Text models are grouped into tiers based on size. Each model card on the [Models page](/models/text) displays its tier badge.

| Tier | Requests/min | Tokens/min |
| :--- | -----------: | ---------: |
| XS   |          500 |  1,000,000 |
| S    |           75 |    750,000 |
| M    |           50 |    750,000 |
| L    |           20 |    500,000 |

<Accordion title="Which models are in each tier?">
  **XS** `qwen3-4b` `llama-3.2-3b`

  **S** `mistral-31-24b` `venice-uncensored`

  **M** `zai-org-glm-5` `qwen3-next-80b` `google-gemma-3-27b-it`

  **L** `qwen3-235b-a22b-instruct-2507` `qwen3-235b-a22b-thinking-2507` `deepseek-ai-DeepSeek-R1` `grok-41-fast` `kimi-k2-thinking` `gemini-3-pro-preview` `hermes-3-llama-3.1-405b` `qwen3-coder-480b-a35b-instruct` `zai-org-glm-4.7` `openai-gpt-oss-120b`
</Accordion>

### Other Models

| Type             | Requests/min |
| :--------------- | -----------: |
| Image            |           20 |
| Audio            |           60 |
| Embedding        |          500 |
| Video (queue)    |           40 |
| Video (retrieve) |          120 |

## Handling Errors

Failed requests (500, 503, 429) should be retried with exponential backoff.

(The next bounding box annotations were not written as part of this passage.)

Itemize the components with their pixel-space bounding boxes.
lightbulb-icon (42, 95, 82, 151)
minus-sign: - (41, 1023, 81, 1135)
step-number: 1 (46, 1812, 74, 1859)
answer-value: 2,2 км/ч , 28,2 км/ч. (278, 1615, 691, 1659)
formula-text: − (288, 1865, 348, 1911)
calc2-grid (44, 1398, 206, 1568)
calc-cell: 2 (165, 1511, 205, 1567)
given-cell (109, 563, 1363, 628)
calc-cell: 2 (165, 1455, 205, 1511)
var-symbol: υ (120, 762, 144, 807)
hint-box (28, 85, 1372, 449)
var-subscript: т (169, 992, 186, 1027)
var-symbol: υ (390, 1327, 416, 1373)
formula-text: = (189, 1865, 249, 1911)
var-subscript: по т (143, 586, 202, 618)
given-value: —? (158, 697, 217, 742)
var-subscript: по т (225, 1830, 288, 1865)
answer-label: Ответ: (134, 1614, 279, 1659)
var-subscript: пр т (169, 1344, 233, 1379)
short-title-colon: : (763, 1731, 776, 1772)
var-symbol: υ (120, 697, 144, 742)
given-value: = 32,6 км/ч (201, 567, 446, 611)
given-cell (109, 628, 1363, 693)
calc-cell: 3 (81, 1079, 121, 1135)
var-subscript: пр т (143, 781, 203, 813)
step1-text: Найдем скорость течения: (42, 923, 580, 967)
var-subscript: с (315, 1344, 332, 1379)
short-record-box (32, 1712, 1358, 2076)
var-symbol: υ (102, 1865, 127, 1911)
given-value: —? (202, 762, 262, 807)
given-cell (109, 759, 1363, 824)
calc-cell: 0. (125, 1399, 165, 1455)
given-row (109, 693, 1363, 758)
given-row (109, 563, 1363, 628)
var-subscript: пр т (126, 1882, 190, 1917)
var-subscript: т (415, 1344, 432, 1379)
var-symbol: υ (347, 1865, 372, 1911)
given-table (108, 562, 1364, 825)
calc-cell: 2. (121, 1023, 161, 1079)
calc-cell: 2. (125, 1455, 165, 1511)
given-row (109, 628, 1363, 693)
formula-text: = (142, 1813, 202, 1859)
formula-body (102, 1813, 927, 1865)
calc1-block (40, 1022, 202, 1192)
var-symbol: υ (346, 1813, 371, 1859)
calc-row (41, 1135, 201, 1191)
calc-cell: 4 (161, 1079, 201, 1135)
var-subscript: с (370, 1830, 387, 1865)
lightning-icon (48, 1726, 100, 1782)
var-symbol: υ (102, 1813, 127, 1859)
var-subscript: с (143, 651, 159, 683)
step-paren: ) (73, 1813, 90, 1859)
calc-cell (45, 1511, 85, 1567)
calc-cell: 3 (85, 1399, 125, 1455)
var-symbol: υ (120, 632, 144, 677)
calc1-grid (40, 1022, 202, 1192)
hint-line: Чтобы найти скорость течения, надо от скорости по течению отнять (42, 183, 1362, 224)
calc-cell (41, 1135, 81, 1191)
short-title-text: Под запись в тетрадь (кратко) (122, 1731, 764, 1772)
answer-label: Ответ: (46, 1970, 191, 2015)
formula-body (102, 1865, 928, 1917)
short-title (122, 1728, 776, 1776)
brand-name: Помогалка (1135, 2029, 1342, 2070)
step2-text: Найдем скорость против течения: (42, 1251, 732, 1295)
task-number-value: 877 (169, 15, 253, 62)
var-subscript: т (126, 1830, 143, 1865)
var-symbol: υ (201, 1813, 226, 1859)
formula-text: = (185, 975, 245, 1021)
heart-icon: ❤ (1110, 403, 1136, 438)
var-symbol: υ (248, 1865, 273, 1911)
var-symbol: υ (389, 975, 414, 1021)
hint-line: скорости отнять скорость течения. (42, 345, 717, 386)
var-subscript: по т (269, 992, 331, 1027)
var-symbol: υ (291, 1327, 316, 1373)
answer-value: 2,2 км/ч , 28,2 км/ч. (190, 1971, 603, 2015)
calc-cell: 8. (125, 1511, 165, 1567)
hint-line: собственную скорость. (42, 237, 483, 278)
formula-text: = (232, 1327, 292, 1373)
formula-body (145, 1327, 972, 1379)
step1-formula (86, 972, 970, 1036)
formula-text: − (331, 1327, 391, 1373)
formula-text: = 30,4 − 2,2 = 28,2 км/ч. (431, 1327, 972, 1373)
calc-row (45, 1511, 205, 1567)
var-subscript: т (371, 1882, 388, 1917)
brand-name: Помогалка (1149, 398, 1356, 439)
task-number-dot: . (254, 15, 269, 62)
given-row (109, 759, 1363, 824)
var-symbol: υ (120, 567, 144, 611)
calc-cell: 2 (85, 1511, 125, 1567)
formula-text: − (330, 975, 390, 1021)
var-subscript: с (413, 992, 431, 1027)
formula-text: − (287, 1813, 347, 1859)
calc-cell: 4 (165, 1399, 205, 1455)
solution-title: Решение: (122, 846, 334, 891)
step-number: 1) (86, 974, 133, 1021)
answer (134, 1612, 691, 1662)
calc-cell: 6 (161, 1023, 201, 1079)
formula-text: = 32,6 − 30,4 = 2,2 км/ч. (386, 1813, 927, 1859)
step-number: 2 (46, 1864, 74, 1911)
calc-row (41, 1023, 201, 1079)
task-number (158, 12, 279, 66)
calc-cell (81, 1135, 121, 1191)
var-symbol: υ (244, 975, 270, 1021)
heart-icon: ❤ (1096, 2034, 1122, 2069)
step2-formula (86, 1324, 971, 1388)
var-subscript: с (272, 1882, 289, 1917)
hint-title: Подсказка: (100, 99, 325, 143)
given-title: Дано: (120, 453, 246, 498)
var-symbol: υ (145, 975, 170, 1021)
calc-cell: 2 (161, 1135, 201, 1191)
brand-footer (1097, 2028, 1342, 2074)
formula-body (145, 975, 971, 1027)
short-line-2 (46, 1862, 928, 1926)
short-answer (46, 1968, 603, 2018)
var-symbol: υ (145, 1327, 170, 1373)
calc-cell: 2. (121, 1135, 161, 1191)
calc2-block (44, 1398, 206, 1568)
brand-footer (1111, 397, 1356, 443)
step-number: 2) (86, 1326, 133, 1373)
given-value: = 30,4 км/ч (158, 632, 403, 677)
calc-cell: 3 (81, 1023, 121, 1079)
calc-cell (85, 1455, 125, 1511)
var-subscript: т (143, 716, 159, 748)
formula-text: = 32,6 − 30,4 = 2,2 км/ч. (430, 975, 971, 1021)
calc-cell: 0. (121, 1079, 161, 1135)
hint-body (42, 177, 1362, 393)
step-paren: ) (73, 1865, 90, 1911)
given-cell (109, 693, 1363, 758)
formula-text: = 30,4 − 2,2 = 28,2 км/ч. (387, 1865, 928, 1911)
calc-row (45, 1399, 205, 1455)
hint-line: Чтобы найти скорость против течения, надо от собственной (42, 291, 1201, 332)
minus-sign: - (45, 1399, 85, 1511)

For 429 errors specifically, check the `x-ratelimit-reset-requests` header for the exact Unix timestamp when you can retry. Most HTTP libraries have built-in retry mechanisms that handle this automatically.

### Abuse Protection

If you generate more than 20 failed requests in 30 seconds, the API will block further requests for 30 seconds:

```
Too many failed attempts (> 20) resulting in a non-success status code. Please wait 30s and try again.
```

## Response Headers

Every response includes these headers:

| Header                           | Description                            |
| :------------------------------- | :------------------------------------- |
| `x-ratelimit-limit-requests`     | Max requests allowed in current window |
| `x-ratelimit-remaining-requests` | Requests remaining in current window   |
| `x-ratelimit-reset-requests`     | Unix timestamp when window resets      |
| `x-ratelimit-limit-tokens`       | Max tokens allowed per minute          |
| `x-ratelimit-remaining-tokens`   | Tokens remaining in current minute     |
| `x-ratelimit-reset-tokens`       | Seconds until token limit resets       |

## Partner Tier

Partners get significantly higher rate limits:

| Tier | Requests/min | Tokens/min |
| :--- | -----------: | ---------: |
| XS   |          500 |  2,000,000 |
| S    |          150 |  1,500,000 |
| M    |          100 |  1,500,000 |
| L    |           60 |  1,000,000 |

| Type      | Requests/min |
| :-------- | -----------: |
| Image     |           60 |
| Audio     |          120 |
| Embedding |          500 |

If you're consistently hitting your rate limits and your usage patterns show **sustained demand over time**, reach out to discuss partner access: [api@venice.ai](mailto:api@venice.ai).

Partner tier limits can be adjusted based on your specific needs.